Culinary writer Rushina Munshaw Ghildiyal’s book A Pinch Of This, A Handful of That is as much a collection of recipes as it is of memories of people who made those dishes

March 14, 2014 07:29 pm | Updated May 19, 2016 08:43 am IST - Bangalore

BREWING OF THE BOOK: Rushina has culled recipes from her grandmother, friend, bhabhi, the family cook and others. Photo: Sampath Kumar G.P.

BREWING OF THE BOOK: Rushina has culled recipes from her grandmother, friend, bhabhi, the family cook and others. Photo: Sampath Kumar G.P.

Food is not always just about just food. It’s about taste and the memories those tastes induce of people who whipped up those delicacies for you, or taught you how to make those dishes.

When Mumbai-based food blogger-consultant Rushina Munshaw Ghildiyal dishes out recipes of Pinky’s Carrot Cake, Neelu Bhabhi’s Chole Bhature, Nani’s Date Cake, Kalyan’s Doi Posto Elish, Yasmin’s Bohri Chana Bateta…you go to these recipes because they are the more personalised ones. Which is why her book is called A Pinch of This, A Handful of That (Westland, Rs. 595).

“We spend so much time raving about food that we eat out. But what about the men and women who nurtured us in our growing years? How many times do we tell them their food was great? I hope people will celebrate food in their own families first,” says the cherubic Rushina, in Bangalore for the launch of her book.

The whole idea of the book started brewing when a friend started talking about what makes us like what we eat.

What will I cook today?

“This is the kind of book you can pick up on a day you’re wondering ‘aaj kya banaayenge?’. It doesn’t have food from any one country or any one region, or any one kind.”

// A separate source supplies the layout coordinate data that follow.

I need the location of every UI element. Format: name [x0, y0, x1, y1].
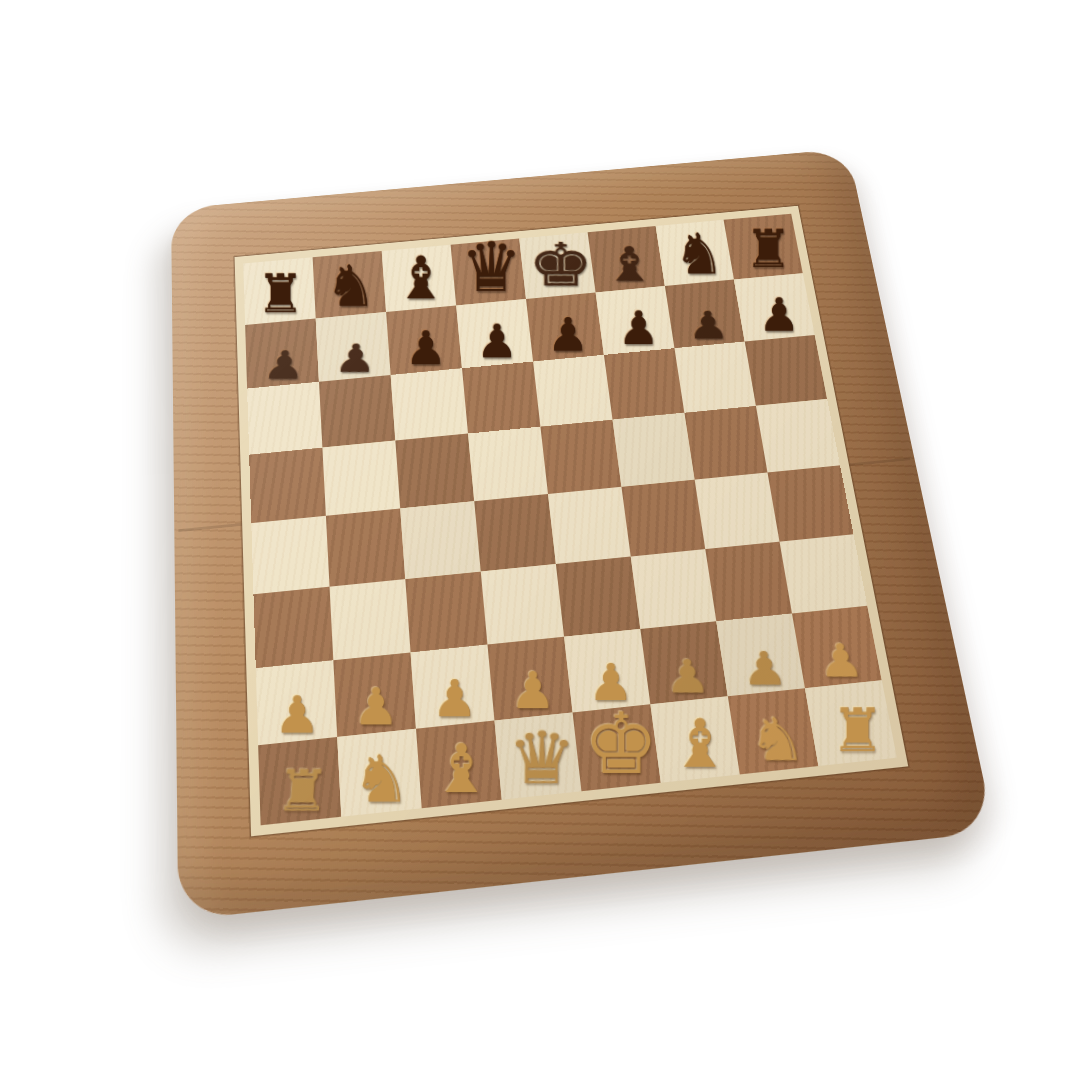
square-c8[interactable]: ♝ — [382, 245, 456, 312]
square-d8[interactable]: ♛ — [451, 238, 526, 305]
square-d1[interactable]: ♛ — [494, 712, 581, 799]
piece-black-king[interactable]: ♚ — [528, 235, 594, 295]
piece-black-pawn[interactable]: ♟ — [759, 291, 800, 337]
square-f6[interactable] — [604, 348, 684, 419]
square-d2[interactable]: ♟ — [487, 637, 572, 721]
square-h1[interactable]: ♜ — [805, 680, 897, 766]
square-a5[interactable] — [249, 448, 326, 524]
square-e8[interactable]: ♚ — [519, 232, 595, 299]
square-c1[interactable]: ♝ — [416, 721, 502, 809]
square-d4[interactable] — [474, 494, 556, 572]
square-f2[interactable]: ♟ — [640, 621, 727, 704]
piece-white-pawn[interactable]: ♟ — [817, 638, 866, 684]
square-b8[interactable]: ♞ — [313, 251, 386, 318]
square-h7[interactable]: ♟ — [734, 273, 815, 341]
piece-black-pawn[interactable]: ♟ — [618, 305, 659, 351]
piece-black-queen[interactable]: ♛ — [460, 233, 521, 301]
square-g3[interactable] — [705, 542, 792, 622]
square-e5[interactable] — [540, 420, 621, 494]
board-grid: ♜♞♝♛♚♝♞♜♟♟♟♟♟♟♟♟♟♟♟♟♟♟♟♟♜♞♝♛♚♝♞♜ — [243, 214, 897, 826]
piece-black-knight[interactable]: ♞ — [325, 257, 376, 314]
piece-white-knight[interactable]: ♞ — [747, 710, 808, 770]
square-g5[interactable] — [684, 406, 767, 480]
square-c4[interactable] — [400, 501, 481, 579]
square-d7[interactable]: ♟ — [456, 299, 533, 368]
square-g2[interactable]: ♟ — [716, 614, 805, 697]
square-e7[interactable]: ♟ — [526, 292, 604, 361]
square-e4[interactable] — [548, 487, 631, 564]
piece-white-rook[interactable]: ♜ — [831, 701, 885, 761]
square-g7[interactable]: ♟ — [665, 280, 745, 349]
piece-white-knight[interactable]: ♞ — [352, 746, 410, 811]
photo-background: ♜♞♝♛♚♝♞♜♟♟♟♟♟♟♟♟♟♟♟♟♟♟♟♟♜♞♝♛♚♝♞♜ — [0, 0, 1080, 1080]
square-h8[interactable]: ♜ — [724, 214, 803, 280]
piece-white-bishop[interactable]: ♝ — [432, 736, 492, 803]
board-border-strip: ♜♞♝♛♚♝♞♜♟♟♟♟♟♟♟♟♟♟♟♟♟♟♟♟♜♞♝♛♚♝♞♜ — [235, 206, 909, 837]
piece-black-bishop[interactable]: ♝ — [395, 249, 448, 308]
square-b3[interactable] — [330, 579, 411, 660]
square-h2[interactable]: ♟ — [792, 606, 882, 688]
square-h6[interactable] — [745, 335, 827, 406]
piece-white-pawn[interactable]: ♟ — [275, 689, 321, 740]
square-a8[interactable]: ♜ — [243, 257, 316, 325]
piece-white-bishop[interactable]: ♝ — [670, 711, 730, 778]
square-h5[interactable] — [756, 399, 840, 473]
piece-white-pawn[interactable]: ♟ — [665, 653, 712, 699]
square-e6[interactable] — [533, 355, 612, 427]
square-h3[interactable] — [780, 534, 868, 613]
square-f8[interactable]: ♝ — [588, 226, 665, 292]
square-e3[interactable] — [556, 557, 640, 637]
square-e1[interactable]: ♚ — [573, 704, 661, 791]
piece-white-pawn[interactable]: ♟ — [354, 681, 400, 732]
square-a4[interactable] — [251, 516, 329, 594]
square-g8[interactable]: ♞ — [656, 220, 734, 286]
piece-black-bishop[interactable]: ♝ — [603, 241, 656, 288]
square-f7[interactable]: ♟ — [596, 286, 675, 355]
square-a1[interactable]: ♜ — [258, 737, 341, 825]
square-c7[interactable]: ♟ — [386, 305, 462, 375]
piece-white-queen[interactable]: ♛ — [507, 722, 577, 794]
piece-black-rook[interactable]: ♜ — [257, 268, 305, 321]
piece-white-rook[interactable]: ♜ — [274, 763, 332, 820]
square-a6[interactable] — [247, 382, 322, 455]
piece-black-pawn[interactable]: ♟ — [262, 345, 306, 384]
piece-black-pawn[interactable]: ♟ — [548, 311, 589, 357]
square-c6[interactable] — [391, 368, 468, 440]
piece-black-pawn[interactable]: ♟ — [334, 339, 378, 378]
square-d6[interactable] — [462, 362, 540, 434]
square-g1[interactable]: ♞ — [728, 688, 819, 774]
piece-black-pawn[interactable]: ♟ — [477, 318, 518, 364]
square-b5[interactable] — [322, 441, 400, 516]
square-d5[interactable] — [468, 427, 548, 502]
square-g6[interactable] — [674, 342, 755, 413]
square-c5[interactable] — [395, 434, 474, 509]
chess-board: ♜♞♝♛♚♝♞♜♟♟♟♟♟♟♟♟♟♟♟♟♟♟♟♟♜♞♝♛♚♝♞♜ — [171, 148, 995, 920]
square-b7[interactable]: ♟ — [316, 312, 391, 382]
square-b1[interactable]: ♞ — [337, 729, 421, 817]
square-d3[interactable] — [481, 564, 564, 645]
square-h4[interactable] — [767, 465, 853, 541]
piece-black-pawn[interactable]: ♟ — [687, 306, 730, 344]
piece-white-pawn[interactable]: ♟ — [511, 665, 557, 716]
piece-white-king[interactable]: ♚ — [583, 702, 659, 786]
piece-black-rook[interactable]: ♜ — [745, 223, 792, 276]
piece-black-knight[interactable]: ♞ — [674, 225, 725, 282]
square-f4[interactable] — [621, 480, 705, 557]
piece-white-pawn[interactable]: ♟ — [432, 673, 478, 724]
square-c3[interactable] — [405, 572, 487, 653]
square-b4[interactable] — [326, 509, 405, 587]
square-f5[interactable] — [613, 413, 695, 487]
board-scene: ♜♞♝♛♚♝♞♜♟♟♟♟♟♟♟♟♟♟♟♟♟♟♟♟♜♞♝♛♚♝♞♜ — [0, 0, 1080, 1080]
square-f1[interactable]: ♝ — [650, 696, 739, 782]
square-f3[interactable] — [631, 549, 717, 629]
square-c2[interactable]: ♟ — [411, 645, 495, 729]
piece-black-pawn[interactable]: ♟ — [405, 324, 447, 370]
square-g4[interactable] — [695, 472, 780, 549]
square-b2[interactable]: ♟ — [333, 652, 416, 737]
square-a2[interactable]: ♟ — [256, 660, 337, 745]
square-a3[interactable] — [253, 587, 333, 669]
piece-white-pawn[interactable]: ♟ — [741, 645, 789, 691]
square-a7[interactable]: ♟ — [245, 318, 319, 388]
square-b6[interactable] — [319, 375, 395, 448]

“My nani could put things together very well, and I think I get that ability from her – to understand and ingredient and push its parameters. The important thing is to respect an ingredient and then take away from it,” says Rushina. “I can understand what’s gone into a dish and I can replicate it.” She does play around with ingredients, has trials and errors aplenty – “I’ve made Kafir lime tadka in daal, I do a citrus marmalade with five citrus fruits and a hint of Thai chilli,” she smiles.

“There’s no method to the madness of what I cook at home every day. For a whole year I was obsessed with Thai cooking and cooked only Thai! It drove my husband mad,” she grins.

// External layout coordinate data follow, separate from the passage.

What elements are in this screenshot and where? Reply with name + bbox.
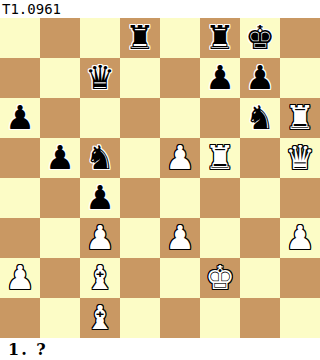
square-f5[interactable]: ♜: [200, 138, 240, 178]
black-pawn: ♟: [45, 141, 75, 174]
square-g2[interactable]: [240, 258, 280, 298]
square-g3[interactable]: [240, 218, 280, 258]
square-h7[interactable]: [280, 58, 320, 98]
square-b5[interactable]: ♟: [40, 138, 80, 178]
square-h4[interactable]: [280, 178, 320, 218]
black-rook: ♜: [205, 21, 235, 54]
black-pawn: ♟: [245, 61, 275, 94]
square-d8[interactable]: ♜: [120, 18, 160, 58]
square-f8[interactable]: ♜: [200, 18, 240, 58]
white-pawn: ♟: [165, 141, 195, 174]
black-knight: ♞: [245, 101, 275, 134]
white-pawn: ♟: [165, 221, 195, 254]
title-bar: T1.0961: [0, 0, 320, 18]
square-a2[interactable]: ♟: [0, 258, 40, 298]
square-h6[interactable]: ♜: [280, 98, 320, 138]
chess-board: ♜♜♚♛♟♟♟♞♜♟♞♟♜♛♟♟♟♟♟♝♚♝: [0, 18, 320, 338]
square-h8[interactable]: [280, 18, 320, 58]
square-g5[interactable]: [240, 138, 280, 178]
square-c5[interactable]: ♞: [80, 138, 120, 178]
square-b7[interactable]: [40, 58, 80, 98]
square-c1[interactable]: ♝: [80, 298, 120, 338]
square-a6[interactable]: ♟: [0, 98, 40, 138]
white-pawn: ♟: [285, 221, 315, 254]
square-e7[interactable]: [160, 58, 200, 98]
square-g1[interactable]: [240, 298, 280, 338]
square-d2[interactable]: [120, 258, 160, 298]
black-pawn: ♟: [205, 61, 235, 94]
square-b8[interactable]: [40, 18, 80, 58]
square-g7[interactable]: ♟: [240, 58, 280, 98]
square-f6[interactable]: [200, 98, 240, 138]
square-g6[interactable]: ♞: [240, 98, 280, 138]
square-d5[interactable]: [120, 138, 160, 178]
square-c8[interactable]: [80, 18, 120, 58]
black-rook: ♜: [125, 21, 155, 54]
square-d7[interactable]: [120, 58, 160, 98]
square-d4[interactable]: [120, 178, 160, 218]
square-e8[interactable]: [160, 18, 200, 58]
square-a8[interactable]: [0, 18, 40, 58]
puzzle-id: T1.0961: [0, 0, 61, 18]
white-queen: ♛: [285, 141, 315, 174]
square-g8[interactable]: ♚: [240, 18, 280, 58]
square-c2[interactable]: ♝: [80, 258, 120, 298]
square-h5[interactable]: ♛: [280, 138, 320, 178]
square-a3[interactable]: [0, 218, 40, 258]
square-c7[interactable]: ♛: [80, 58, 120, 98]
white-rook: ♜: [205, 141, 235, 174]
square-h1[interactable]: [280, 298, 320, 338]
square-e5[interactable]: ♟: [160, 138, 200, 178]
square-f4[interactable]: [200, 178, 240, 218]
move-bar: 1. ?: [0, 338, 320, 360]
black-pawn: ♟: [85, 181, 115, 214]
square-d3[interactable]: [120, 218, 160, 258]
square-a7[interactable]: [0, 58, 40, 98]
square-b2[interactable]: [40, 258, 80, 298]
square-f7[interactable]: ♟: [200, 58, 240, 98]
white-king: ♚: [205, 261, 235, 294]
square-e6[interactable]: [160, 98, 200, 138]
black-knight: ♞: [85, 141, 115, 174]
square-f3[interactable]: [200, 218, 240, 258]
white-rook: ♜: [285, 101, 315, 134]
black-king: ♚: [245, 21, 275, 54]
square-d1[interactable]: [120, 298, 160, 338]
square-e4[interactable]: [160, 178, 200, 218]
square-b6[interactable]: [40, 98, 80, 138]
square-f1[interactable]: [200, 298, 240, 338]
square-h3[interactable]: ♟: [280, 218, 320, 258]
square-a5[interactable]: [0, 138, 40, 178]
square-e1[interactable]: [160, 298, 200, 338]
square-e2[interactable]: [160, 258, 200, 298]
square-f2[interactable]: ♚: [200, 258, 240, 298]
white-pawn: ♟: [5, 261, 35, 294]
square-g4[interactable]: [240, 178, 280, 218]
square-a4[interactable]: [0, 178, 40, 218]
square-b1[interactable]: [40, 298, 80, 338]
white-bishop: ♝: [85, 301, 115, 334]
square-c3[interactable]: ♟: [80, 218, 120, 258]
square-d6[interactable]: [120, 98, 160, 138]
white-pawn: ♟: [85, 221, 115, 254]
square-h2[interactable]: [280, 258, 320, 298]
black-queen: ♛: [85, 61, 115, 94]
square-c4[interactable]: ♟: [80, 178, 120, 218]
square-c6[interactable]: [80, 98, 120, 138]
square-a1[interactable]: [0, 298, 40, 338]
square-b4[interactable]: [40, 178, 80, 218]
black-pawn: ♟: [5, 101, 35, 134]
square-e3[interactable]: ♟: [160, 218, 200, 258]
white-bishop: ♝: [85, 261, 115, 294]
square-b3[interactable]: [40, 218, 80, 258]
move-prompt: 1. ?: [0, 340, 48, 359]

Rushina’s family culinary inheritance is pretty cosmic too — her mother is a Kutchi Bhatia, her father a Gujarati Vasihnav and her husband is a Garhwali — and it reflects in the span of her book.

From a pasta to a pickle, a daag cury base, to a sev tameta nu shaaka, rice paper rolls with crab and fenugreek, pomegranate mousse to puran poli… Does she fuse styles?

“Food is a living thing, and Indian cuisine has always been fusing and evolving,” she stresses. She is happy to ask for recipes, “I’ll even ask the taxi driver for a recipe!” she laughs. She recalls eating a delicious chicken sandwich based on a recommendation that a Sydney bus driver gave her.

Even the Maharaj (cook) in their house has been with the family around 30 years and Rushina says he’s a repository of the family’s recipes.

“My daadi wasn’t a great cook…but she was a prolific pickler. And at some point she used to make up to 90 pickles during the course of the year, depending on what was in season. I love making jams and pickles… my jam is art; I used to be an artist till my son was born,” says the 37-year-old Rushina.

She also laments that we don’t use local food enough – green peppercorns are seasonally available and both Gujaratis and south Indians have a tradition of pickling it, she points out. Yet most people prefer to buy the pickled in brine generic variety at supermarkets.

Her home-kitchen studio, the APB Cook Studio sees her conduct classes that have been attended by kids as young as five, and men as old as 70. She specially conducts cooking classes for young adolescents, who, she believes, must learn to make the right choice about the food they eat. “Once they learn to cook, and know what goes into their food, they will learn.”

She hopes more young adults will flock to her studio, though. The largest demographic of her students is between 25 and 40, she observes. “We are a family oriented-country. Our previous generation had it in them to give others what they liked and needed to eat,” she says quite generously and thankfully.

At the Bangalore launch, it was the memories, the anecdotes, fellow food bloggers, and the people who mattered in her life who flocked to the discussion on “culinary souvenirs” that she had with celebrity chef Manu Chandra.

Even her desk-mate from school came to connect with her after many years.